Characterization of the Cytochrome P450 epoxyeicosanoid pathway in non-alcoholic steatohepatitis

- The functional relevance of the CYP epoxyeicosanoid pathway in NASH was evaluated.
- Experimental induction of NASH increased hepatic and circulating EET levels in mice.
- Humans with biopsy-confirmed NASH had higher EET levels versus healthy volunteers.
- Disruption of sEH-mediated EET hydrolysis attenuated the progression of NASH in mice.
- These data suggest the therapeutic effects of EETs in NASH warrant further study.

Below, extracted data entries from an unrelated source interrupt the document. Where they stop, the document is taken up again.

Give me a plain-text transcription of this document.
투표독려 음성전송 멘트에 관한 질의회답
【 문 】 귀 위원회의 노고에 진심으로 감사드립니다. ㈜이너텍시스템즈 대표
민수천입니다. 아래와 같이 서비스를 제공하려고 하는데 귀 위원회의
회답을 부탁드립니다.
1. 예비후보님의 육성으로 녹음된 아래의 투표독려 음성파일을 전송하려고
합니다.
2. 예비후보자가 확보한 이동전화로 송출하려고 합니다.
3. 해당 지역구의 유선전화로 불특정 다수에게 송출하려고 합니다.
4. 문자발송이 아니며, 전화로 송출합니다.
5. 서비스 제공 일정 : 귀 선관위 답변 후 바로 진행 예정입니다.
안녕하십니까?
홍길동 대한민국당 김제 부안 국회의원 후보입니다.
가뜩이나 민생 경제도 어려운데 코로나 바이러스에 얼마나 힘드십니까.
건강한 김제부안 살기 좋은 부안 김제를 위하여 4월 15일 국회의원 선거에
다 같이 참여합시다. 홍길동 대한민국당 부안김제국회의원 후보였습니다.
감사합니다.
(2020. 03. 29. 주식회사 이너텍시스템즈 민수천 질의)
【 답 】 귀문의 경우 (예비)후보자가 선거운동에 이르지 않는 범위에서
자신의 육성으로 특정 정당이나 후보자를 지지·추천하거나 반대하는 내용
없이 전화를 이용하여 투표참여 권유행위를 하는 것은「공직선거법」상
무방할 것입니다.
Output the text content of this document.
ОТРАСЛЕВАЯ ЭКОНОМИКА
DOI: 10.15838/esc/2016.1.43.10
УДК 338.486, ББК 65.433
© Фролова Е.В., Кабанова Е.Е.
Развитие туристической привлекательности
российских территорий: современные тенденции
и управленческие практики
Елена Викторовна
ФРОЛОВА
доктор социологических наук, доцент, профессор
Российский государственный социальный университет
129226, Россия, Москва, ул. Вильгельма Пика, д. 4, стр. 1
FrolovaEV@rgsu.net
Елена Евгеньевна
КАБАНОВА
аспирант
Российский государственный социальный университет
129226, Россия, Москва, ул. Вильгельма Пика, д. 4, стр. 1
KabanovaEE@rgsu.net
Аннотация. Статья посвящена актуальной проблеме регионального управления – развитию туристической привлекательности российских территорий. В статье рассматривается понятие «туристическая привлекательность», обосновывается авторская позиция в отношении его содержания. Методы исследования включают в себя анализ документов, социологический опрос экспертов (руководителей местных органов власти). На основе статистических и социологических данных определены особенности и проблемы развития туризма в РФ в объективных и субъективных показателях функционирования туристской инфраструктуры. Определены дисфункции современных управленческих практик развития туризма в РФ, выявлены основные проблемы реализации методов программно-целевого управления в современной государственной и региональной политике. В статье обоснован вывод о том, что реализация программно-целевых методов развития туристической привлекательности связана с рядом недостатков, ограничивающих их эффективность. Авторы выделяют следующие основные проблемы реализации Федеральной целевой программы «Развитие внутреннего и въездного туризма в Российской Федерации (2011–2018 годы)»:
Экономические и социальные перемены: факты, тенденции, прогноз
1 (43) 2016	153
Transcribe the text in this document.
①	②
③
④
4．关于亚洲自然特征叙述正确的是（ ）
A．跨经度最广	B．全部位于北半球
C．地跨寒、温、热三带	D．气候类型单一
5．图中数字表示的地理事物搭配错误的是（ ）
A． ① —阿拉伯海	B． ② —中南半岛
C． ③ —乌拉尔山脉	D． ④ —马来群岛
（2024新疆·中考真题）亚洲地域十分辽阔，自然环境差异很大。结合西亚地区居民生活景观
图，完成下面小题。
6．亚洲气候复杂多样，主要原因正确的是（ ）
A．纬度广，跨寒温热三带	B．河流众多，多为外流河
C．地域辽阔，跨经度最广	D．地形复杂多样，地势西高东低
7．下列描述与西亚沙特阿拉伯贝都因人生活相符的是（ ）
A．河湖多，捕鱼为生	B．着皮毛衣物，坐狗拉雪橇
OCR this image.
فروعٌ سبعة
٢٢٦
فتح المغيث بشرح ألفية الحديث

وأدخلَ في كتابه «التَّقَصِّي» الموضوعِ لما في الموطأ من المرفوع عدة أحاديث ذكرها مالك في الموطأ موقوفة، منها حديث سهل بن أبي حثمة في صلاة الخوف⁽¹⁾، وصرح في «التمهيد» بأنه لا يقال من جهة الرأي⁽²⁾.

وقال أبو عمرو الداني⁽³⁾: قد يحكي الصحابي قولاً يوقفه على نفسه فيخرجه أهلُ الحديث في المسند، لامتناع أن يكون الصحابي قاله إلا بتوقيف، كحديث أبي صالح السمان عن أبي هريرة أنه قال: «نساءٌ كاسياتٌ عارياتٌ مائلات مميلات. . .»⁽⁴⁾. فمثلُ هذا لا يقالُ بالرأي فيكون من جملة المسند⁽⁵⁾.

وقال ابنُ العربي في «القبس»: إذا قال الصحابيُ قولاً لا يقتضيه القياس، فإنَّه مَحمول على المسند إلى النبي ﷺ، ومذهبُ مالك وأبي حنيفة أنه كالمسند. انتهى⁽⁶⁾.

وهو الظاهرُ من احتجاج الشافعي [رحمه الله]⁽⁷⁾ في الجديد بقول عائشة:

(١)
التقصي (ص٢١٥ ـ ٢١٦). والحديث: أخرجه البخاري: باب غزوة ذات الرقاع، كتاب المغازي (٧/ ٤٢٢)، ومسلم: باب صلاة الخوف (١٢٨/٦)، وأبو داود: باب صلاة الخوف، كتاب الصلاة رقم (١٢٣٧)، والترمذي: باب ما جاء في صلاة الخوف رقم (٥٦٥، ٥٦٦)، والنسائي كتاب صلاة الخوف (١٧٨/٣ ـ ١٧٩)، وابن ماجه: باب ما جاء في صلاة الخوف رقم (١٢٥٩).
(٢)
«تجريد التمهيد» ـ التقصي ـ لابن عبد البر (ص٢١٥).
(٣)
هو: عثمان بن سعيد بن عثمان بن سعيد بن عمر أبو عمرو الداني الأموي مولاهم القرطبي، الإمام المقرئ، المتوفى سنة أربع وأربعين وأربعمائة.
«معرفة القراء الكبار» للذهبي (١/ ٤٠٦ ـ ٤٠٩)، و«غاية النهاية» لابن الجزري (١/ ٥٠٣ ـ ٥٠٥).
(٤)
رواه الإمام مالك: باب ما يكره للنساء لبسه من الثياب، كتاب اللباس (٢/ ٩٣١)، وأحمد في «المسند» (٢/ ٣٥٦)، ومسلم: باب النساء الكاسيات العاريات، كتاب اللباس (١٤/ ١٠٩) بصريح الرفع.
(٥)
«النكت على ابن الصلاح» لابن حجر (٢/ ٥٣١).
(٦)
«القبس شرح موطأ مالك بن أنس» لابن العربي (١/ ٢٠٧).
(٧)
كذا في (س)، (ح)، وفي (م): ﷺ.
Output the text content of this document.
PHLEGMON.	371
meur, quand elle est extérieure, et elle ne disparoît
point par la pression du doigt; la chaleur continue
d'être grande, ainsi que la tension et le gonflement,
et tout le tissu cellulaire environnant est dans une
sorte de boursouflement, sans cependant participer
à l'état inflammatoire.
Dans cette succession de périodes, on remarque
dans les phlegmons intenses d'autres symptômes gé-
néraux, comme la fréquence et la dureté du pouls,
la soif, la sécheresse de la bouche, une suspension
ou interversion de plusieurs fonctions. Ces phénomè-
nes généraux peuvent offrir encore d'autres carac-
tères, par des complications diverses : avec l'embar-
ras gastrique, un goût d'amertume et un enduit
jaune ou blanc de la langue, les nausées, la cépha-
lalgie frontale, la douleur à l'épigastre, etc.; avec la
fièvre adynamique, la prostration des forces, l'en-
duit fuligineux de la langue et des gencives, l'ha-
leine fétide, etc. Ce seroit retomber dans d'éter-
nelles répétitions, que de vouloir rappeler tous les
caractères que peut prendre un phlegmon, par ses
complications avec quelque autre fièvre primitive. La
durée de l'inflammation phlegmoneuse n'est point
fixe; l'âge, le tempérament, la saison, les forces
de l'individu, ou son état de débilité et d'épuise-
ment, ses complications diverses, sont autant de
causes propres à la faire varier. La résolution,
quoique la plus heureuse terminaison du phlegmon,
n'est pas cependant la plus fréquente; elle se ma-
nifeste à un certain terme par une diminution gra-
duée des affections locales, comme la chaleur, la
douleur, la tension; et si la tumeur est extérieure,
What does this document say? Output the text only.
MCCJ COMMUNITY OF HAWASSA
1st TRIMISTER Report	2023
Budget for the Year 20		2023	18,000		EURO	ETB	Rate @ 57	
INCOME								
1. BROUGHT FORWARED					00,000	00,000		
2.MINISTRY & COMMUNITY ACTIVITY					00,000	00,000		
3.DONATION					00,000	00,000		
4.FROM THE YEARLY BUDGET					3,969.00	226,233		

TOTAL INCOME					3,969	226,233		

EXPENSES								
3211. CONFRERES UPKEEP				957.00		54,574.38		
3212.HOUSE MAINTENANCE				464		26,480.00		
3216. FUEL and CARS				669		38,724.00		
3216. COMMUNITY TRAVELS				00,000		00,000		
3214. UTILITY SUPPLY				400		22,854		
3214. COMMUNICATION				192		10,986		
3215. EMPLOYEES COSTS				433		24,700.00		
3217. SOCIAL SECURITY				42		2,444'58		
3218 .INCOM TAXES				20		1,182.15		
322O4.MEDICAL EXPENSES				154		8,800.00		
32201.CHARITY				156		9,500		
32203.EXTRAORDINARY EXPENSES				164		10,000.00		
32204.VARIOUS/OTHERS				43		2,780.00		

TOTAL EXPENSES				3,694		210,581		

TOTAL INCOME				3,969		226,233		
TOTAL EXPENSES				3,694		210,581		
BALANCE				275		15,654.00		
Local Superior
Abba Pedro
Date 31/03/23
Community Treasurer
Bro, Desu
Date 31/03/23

Non-alcoholic steatohepatitis (NASH) is an emerging public health problem without effective therapies. Cytochrome P450 (CYP) epoxygenases metabolize arachidonic acid into bioactive epoxyeicosatrienoic acids (EETs), which have potent anti-inflammatory and protective effects. However, the functional relevance of the CYP epoxyeicosanoid metabolism pathway in the pathogenesis of NASH remains poorly understood. Our studies demonstrate that both mice with methionine-choline deficient (MCD) diet-induced NASH and humans with biopsy-confirmed NASH exhibited significantly higher free EET concentrations compared to healthy controls. Targeted disruption of Ephx2 (the gene encoding for soluble epoxide hydrolase) in mice further increased EET levels and significantly attenuated MCD diet-induced hepatic steatosis, inflammation and injury, as well as high fat diet-induced adipose tissue inflammation, systemic glucose intolerance and hepatic steatosis. Collectively, these findings suggest that dysregulation of the CYP epoxyeicosanoid pathway is a key pathological consequence of NASH in vivo, and promoting the anti-inflammatory and protective effects of EETs warrants further investigation as a novel therapeutic strategy for NASH.